Accessibility to New Media – a Privilege?

In one of her blog posts, Linda addresses the issue of whose voice is being heard when engaging with social media. She exemplifies this by highlighting the use of English as a language for a hashtag to combat the practice of male guardianship over women in Saudi Arabia. In this post I will also address issues of accessibility, but from a different perspective. Because after all, who is actually able to use and communicate via new media? The use of phones might have spread throughout the world, yet buying units, especially to connect to the internet, may be an obstacle to many.

Morrow et. Al. (2014) discuss the interconnectness of life online and offline moving beyond a binary. So if we are to discuss whose voices is being heard, the material realities of the subaltern, of the marginalized, need to be taken into consideration. Not everyone may be able to share their thoughts and opinions online as often as they would like to simply due to budget and language constraints.

Take Malawi as an example. According to a report by the BBC it is one of the countries where people pay the most for mobile data and units despite a large part of its population living under the poverty line. A monthly 20GB data bundle provided by Airtel Malawi costs me MK34,000, the equivalent of $47. The cheapest daily bundle, 10MB, costs MK65, the equivalent $0.1. Special social media bundles for WhatsApp and Facebook are available as well through Airtel, the main and most popular provider of mobile services in the country. While these amounts may not seem to be too expensive for Westerns, average wages for Malawians have to be taken into consideration. Many people in the country only earn as little as 20,000 a month, the equivalent of $28.

What may help to get people with little income onto social media is Facebook free mode, a watered-down version that excludes photos and previews of news articles. Just how much this can contribute to a true self-expression of its users is up to debate.

How may this potentially affect activism? According to Mandiberg (2012), the boundaries between what constitutes a media consumer and a media producer are no longer clear-cut as new media help to erase these. As a result, many low-income Malawians may be prevented from producing news themselves online.

Consequently, the use and non-use of new media, specifically social media may sadly be reliant on one’s economic status helping to further divide between the privileged and the marginalised.



Mandiberg, M. 2012: The Social Media Reader, New York, NY: NYU Press.

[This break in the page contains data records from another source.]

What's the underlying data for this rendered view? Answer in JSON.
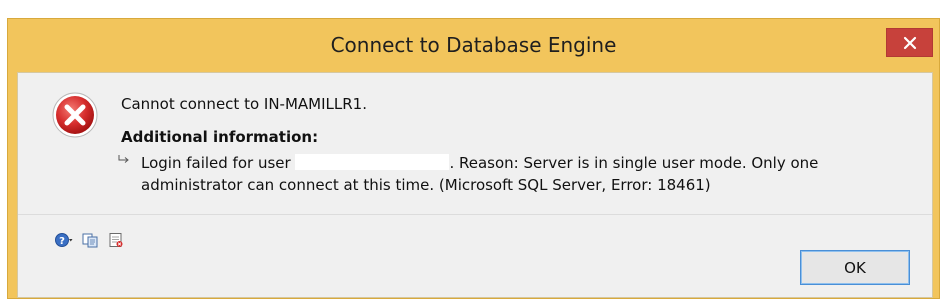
{
  "window": {
    "title": "Connect to Database Engine",
    "close_icon": "close-icon"
  },
  "message": {
    "icon": "error-icon",
    "main": "Cannot connect to IN-MAMILLR1.",
    "additional_heading": "Additional information:",
    "detail_prefix": "Login failed for user",
    "detail_suffix": ". Reason: Server is in single user mode. Only one administrator can connect at this time. (Microsoft SQL Server, Error: 18461)"
  },
  "toolbar": {
    "icons": [
      "help-icon",
      "copy-icon",
      "details-icon"
    ]
  },
  "buttons": {
    "ok_label": "OK"
  },
  "colors": {
    "title_bar": "#f2c55c",
    "close_button": "#c7413b",
    "client_bg": "#f0f0f0",
    "error_red": "#d62d2d",
    "ok_border": "#4a8fd6"
  }
}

Morrow, O., Hawkins, R. & Kern, L. (2014). Feminist research in online spaces, Gender, Place & Culture. A Journal of Feminist Geography. 22.

One Comment

  1. Linda

    Hi Maxi,
    Thank you for an interesting article. The actual physical access to the technology is a very important discussion. Even with great internet speed you need technology to utilise it. Lack of access to modern technology massive issue for equal access and contribution to the online space. Many citizens who would benefit from it are forced to stay outside of the conversation meaning important voices are not shared or heard (Read, 2016). I like how you compare the data prices to actual salaries. That really sets it in perspective and visualizes the digital divide. Even after affording the technology you still need to pay significant amounts for the data further dividing those who have and those who have not.